Een kind dat een achterstand heeft in de motorische ontwikkeling beweegt minder makkelijk dan leeftijdsgenootjes. Bij elke leeftijd horen bepaalde motorische vaardigheden die een kind moet leren. Wanneer dat niet lukt, kan een kind gefrustreerd raken of niet goed meedoen tijdens het spelen of in de klas.
Bij een achterstand in de grove motoriek (grove bewegingen) heeft een kind moeite met grote bewegingen met de romp, armen of benen, die nodig zijn om bijvoorbeeld te rollen, kruipen, staan, zitten, lopen of fietsen. Als een kind ouder wordt, leert het steeds fijnere bewegingen met zijn handen en vingers te maken. Deze fijne motoriek heeft het kind bijvoorbeeld nodig om zich aan te kleden en om te knippen, tekenen en schrijven. Voor de controle over de fijne motoriek is een goede samenwerking tussen ogen en handen (oog-handcoördinatie) belangrijk.
Een motorische ontwikkelingsachterstand kan in de eerste lijn of tweede lijn (revalidatiecentrum) behandeld worden. Behandeling in de tweede lijn vindt plaats wanneer de hulpvraag te complex wordt of samenhangt met andere ontwikkelingsgebieden. Uw kind krijgt dan een indicatie voor revalidatie.
Een kind dat minder kan bewegen, leert tijdens de revalidatiebehandeling omgaan met zijn beperkingen (de dingen die hij/zij minder goed kan) en hoe hij/zij binnen deze beperkte mogelijkheden zo goed mogelijk kan bewegen. Dit gebeurt 1 op 1 (niet in een groep), onder begeleiding van bijvoorbeeld een fysiotherapeut of ergotherapeut.
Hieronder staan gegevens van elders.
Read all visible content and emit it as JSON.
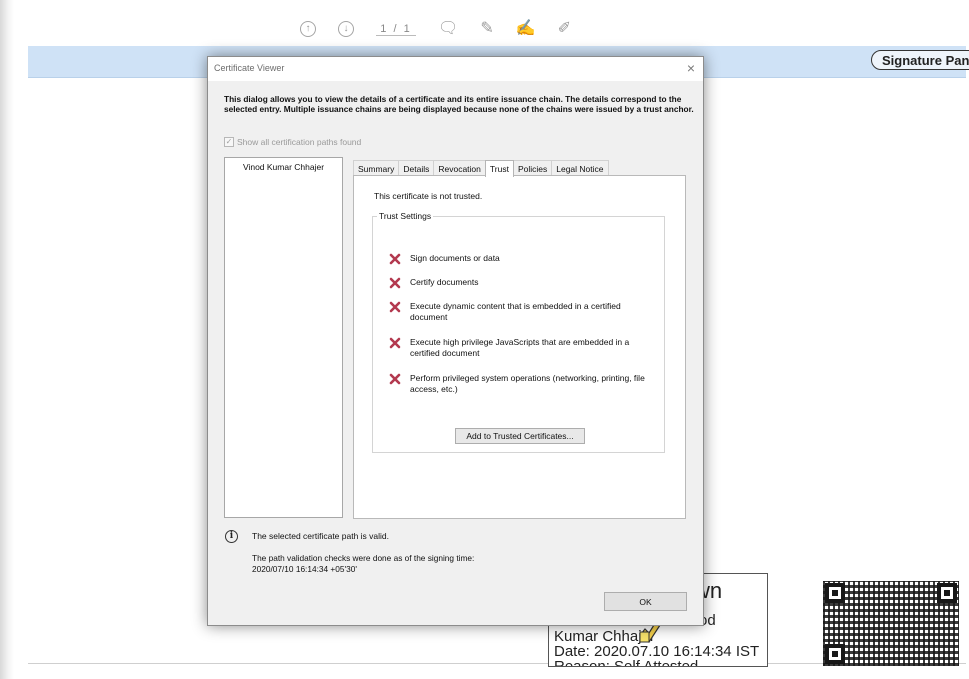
{
  "app": {
    "page_indicator": "1 / 1",
    "signature_panel_label": "Signature Panel"
  },
  "stamp": {
    "big_text": "wn",
    "line1": "od",
    "line2": "Kumar Chhajer",
    "line3": "Date: 2020.07.10 16:14:34 IST",
    "line4": "Reason: Self Attested"
  },
  "dialog": {
    "title": "Certificate Viewer",
    "close_glyph": "×",
    "description": "This dialog allows you to view the details of a certificate and its entire issuance chain. The details correspond to the selected entry. Multiple issuance chains are being displayed because none of the chains were issued by a trust anchor.",
    "show_all_label": "Show all certification paths found",
    "chain_items": [
      "Vinod Kumar Chhajer"
    ],
    "tabs": [
      "Summary",
      "Details",
      "Revocation",
      "Trust",
      "Policies",
      "Legal Notice"
    ],
    "active_tab": "Trust",
    "trust_status": "This certificate is not trusted.",
    "trust_settings_label": "Trust Settings",
    "permissions": [
      "Sign documents or data",
      "Certify documents",
      "Execute dynamic content that is embedded in a certified document",
      "Execute high privilege JavaScripts that are embedded in a certified document",
      "Perform privileged system operations (networking, printing, file access, etc.)"
    ],
    "add_trusted_label": "Add to Trusted Certificates...",
    "path_valid_text": "The selected certificate path is valid.",
    "validation_line1": "The path validation checks were done as of the signing time:",
    "validation_line2": "2020/07/10 16:14:34 +05'30'",
    "ok_label": "OK"
  },
  "colors": {
    "x_mark": "#b3394f",
    "signature_bar": "#cfe2f6"
  }
}
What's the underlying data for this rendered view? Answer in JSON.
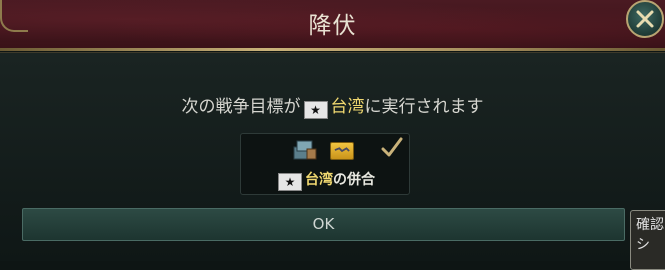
{
  "dialog": {
    "title": "降伏",
    "message_before": "次の戦争目標が",
    "message_country": "台湾",
    "message_after": "に実行されます",
    "flag_glyph": "★"
  },
  "goal": {
    "icons": [
      "cargo-crate-icon",
      "ticket-icon",
      "checkmark-icon"
    ],
    "country": "台湾",
    "label_after": "の併合"
  },
  "ok_label": "OK",
  "side_panel": {
    "line1": "確認",
    "line2": "シ"
  },
  "colors": {
    "header": "#4a1a22",
    "gold_text": "#f0d870",
    "border_gold": "#c9b27a",
    "button": "#2d4a44"
  }
}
Samen met hen werken u en uw kind bijvoorbeeld aan het beter zitten, lopen, fietsen, knutselen, (andere) voorschoolse vaardigheden en prikkelverwerking. Ook kijken we hoe uw kind ondersteund kan worden bij activiteiten in het dagelijks leven zoals aankleden en wassen. Welke hulpmiddelen kunnen uw kind daarbij ondersteunen? En hoe kunnen wij uw kind leren zijn of haar mogelijkheden zo goed mogelijk te gebruiken?